In 2008-09, Kazee wrote and produced the theme song for the Garden Of Dreams Foundation (Madison Square Garden's charitable arm). Kazee shared the lead vocals with Robert Randolph on the original composition Give Some More, which is featured every night at each New York Knicks, Rangers and Lady Liberty home games at The Garden in New York City.

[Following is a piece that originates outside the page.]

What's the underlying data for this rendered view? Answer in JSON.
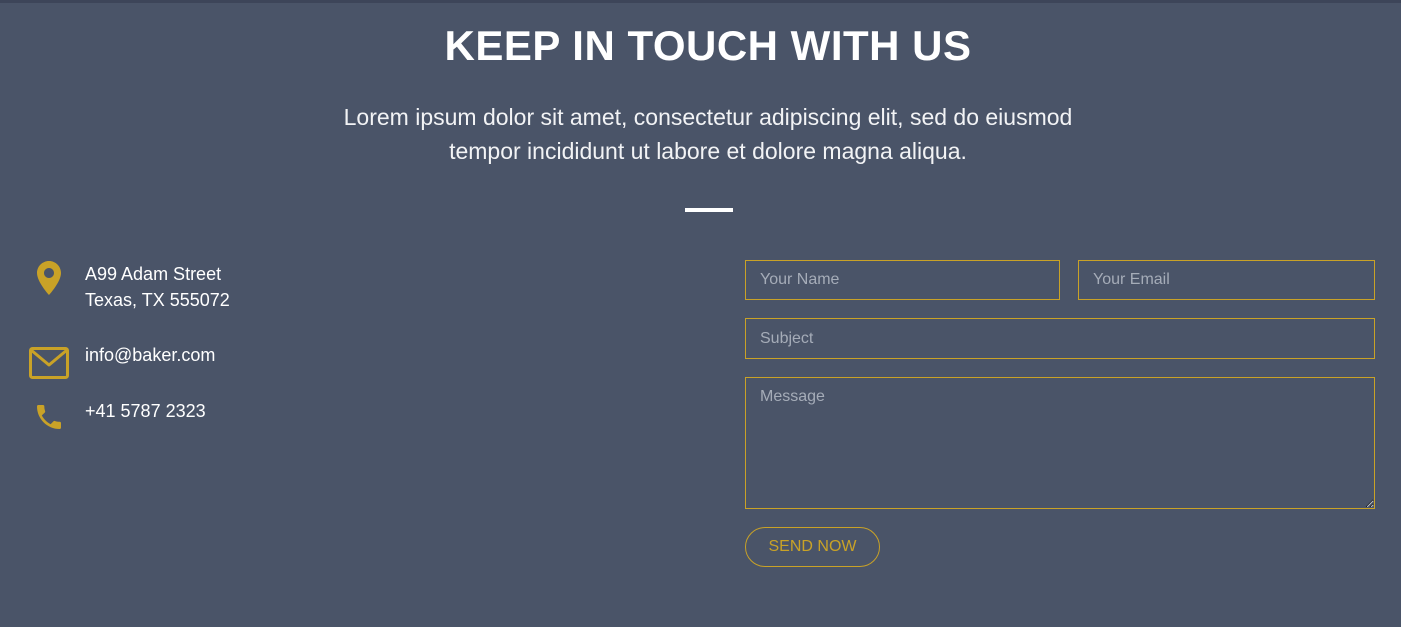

In 2009, Jeff joined Fab Faux drummer Rich Pagano and Asbury Juke bassist John Conte in an ongoing side project performing music selected from Elton John's Trio Years ('70-'72), entitled Early Elton.

In 2010, Southside Johnny and the Asbury Jukes released Pills and Ammo with most of the songs co-written by John Lyon and Jeff Kazee.

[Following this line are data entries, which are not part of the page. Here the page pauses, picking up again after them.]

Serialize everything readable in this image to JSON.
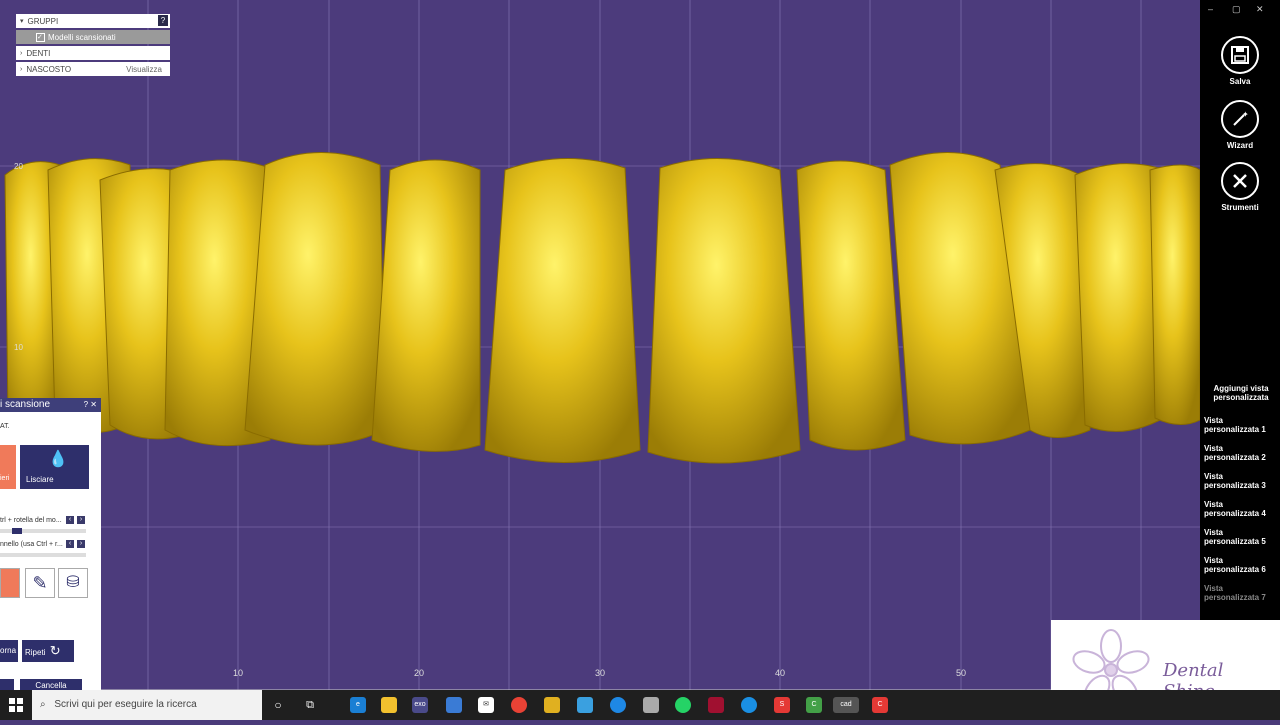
{
  "tree": {
    "groups_label": "GRUPPI",
    "help_label": "?",
    "scanned_models_label": "Modelli scansionati",
    "teeth_label": "DENTI",
    "hidden_label": "NASCOSTO",
    "show_label": "Visualizza"
  },
  "axis": {
    "y_labels": [
      "20",
      "10"
    ],
    "x_labels": [
      "10",
      "20",
      "30",
      "40",
      "50"
    ]
  },
  "scan_panel": {
    "title": "i scansione",
    "header_buttons": "? ✕",
    "subtitle": "AT.",
    "tool_partial_label": "ieri",
    "smooth_label": "Lisciare",
    "hint1": "trl + rotella del mo...",
    "hint2": "nnello (usa Ctrl + r...",
    "back_label": "orna",
    "redo_label": "Ripeti",
    "cancel_label": "Cancella"
  },
  "sidebar": {
    "window_controls": [
      "–",
      "▢",
      "✕"
    ],
    "save_label": "Salva",
    "wizard_label": "Wizard",
    "tools_label": "Strumenti",
    "add_view_label": "Aggiungi vista personalizzata",
    "views": [
      "Vista personalizzata 1",
      "Vista personalizzata 2",
      "Vista personalizzata 3",
      "Vista personalizzata 4",
      "Vista personalizzata 5",
      "Vista personalizzata 6",
      "Vista personalizzata 7"
    ]
  },
  "logo": {
    "text": "Dental Shine"
  },
  "taskbar": {
    "search_placeholder": "Scrivi qui per eseguire la ricerca",
    "apps": [
      "exo",
      "cad"
    ]
  },
  "colors": {
    "background": "#4c3b7c",
    "tooth": "#e6c21a",
    "panel_dark": "#2e2f6b",
    "accent_orange": "#f07a5a"
  }
}
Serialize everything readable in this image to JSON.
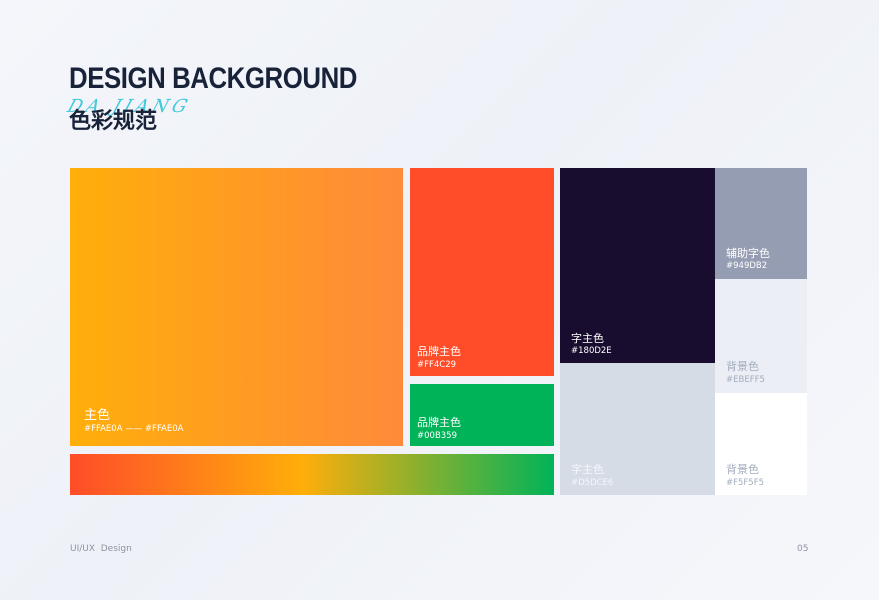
{
  "header": {
    "title": "DESIGN BACKGROUND",
    "subtitle": "色彩规范",
    "script_text": "DA JIANG"
  },
  "colors": {
    "primary": {
      "label": "主色",
      "hex_text": "#FFAE0A —— #FFAE0A",
      "gradient_from": "#FFAE0A",
      "gradient_to": "#FF8A3A"
    },
    "brand_red": {
      "label": "品牌主色",
      "hex": "#FF4C29",
      "color": "#FF4C29"
    },
    "brand_green": {
      "label": "品牌主色",
      "hex": "#00B359",
      "color": "#00B359"
    },
    "text_dark": {
      "label": "字主色",
      "hex": "#180D2E",
      "color": "#180D2E"
    },
    "text_light": {
      "label": "字主色",
      "hex": "#D5DCE6",
      "color": "#D5DCE6"
    },
    "aux_text": {
      "label": "辅助字色",
      "hex": "#949DB2",
      "color": "#949DB2"
    },
    "background_1": {
      "label": "背景色",
      "hex": "#EBEFF5",
      "color": "#EBEFF5"
    },
    "background_2": {
      "label": "背景色",
      "hex": "#F5F5F5",
      "color": "#FFFFFF"
    },
    "gradient_bar": [
      "#FF4C29",
      "#FFAE0A",
      "#00B359"
    ]
  },
  "footer": {
    "left": "UI/UX  Design",
    "page": "05"
  }
}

In 2010, Kazee, under the name of Kazeedigs, performed two shows celebrating the re-issue of the Rolling Stones' Exile on Main Street. The first performance was held at the Stone Pony in Asbury Park, New Jersey (Exile on Ocean Avenue) and again in New York City at The Canal Room (Exile on Canal Street) Among others joining Kazee onstage was Southside Johnny.

In February 2013, with (Southside) John Lyon, Kazee wrote and produced the debut album of Southside Johnny and The Poor Fools, Songs From The Barn.

In 2015, he again cowrote and produced another album Soultime!, with John Lyon, this time under the name of Southside Johnny and the Asbury Jukes.

==Bon Jovi==

Kazee toured with Bon Jovi in 2003 during This Left Feels Right Live session and the Have a Nice Day Tour from 2005 until 2006.

In July 2010, Kazee and other members of the Asbury Jukes joined Bon Jovi onstage at Blossom Music Center (Cleveland) for a performance of the song "Treat Her Right."

Kazee filled in for David Bryan on keyboards and vocals for night five of Bon Jovi's 2010 London O2 Arena residency as Bryan was attending The Tony Awards in NYC.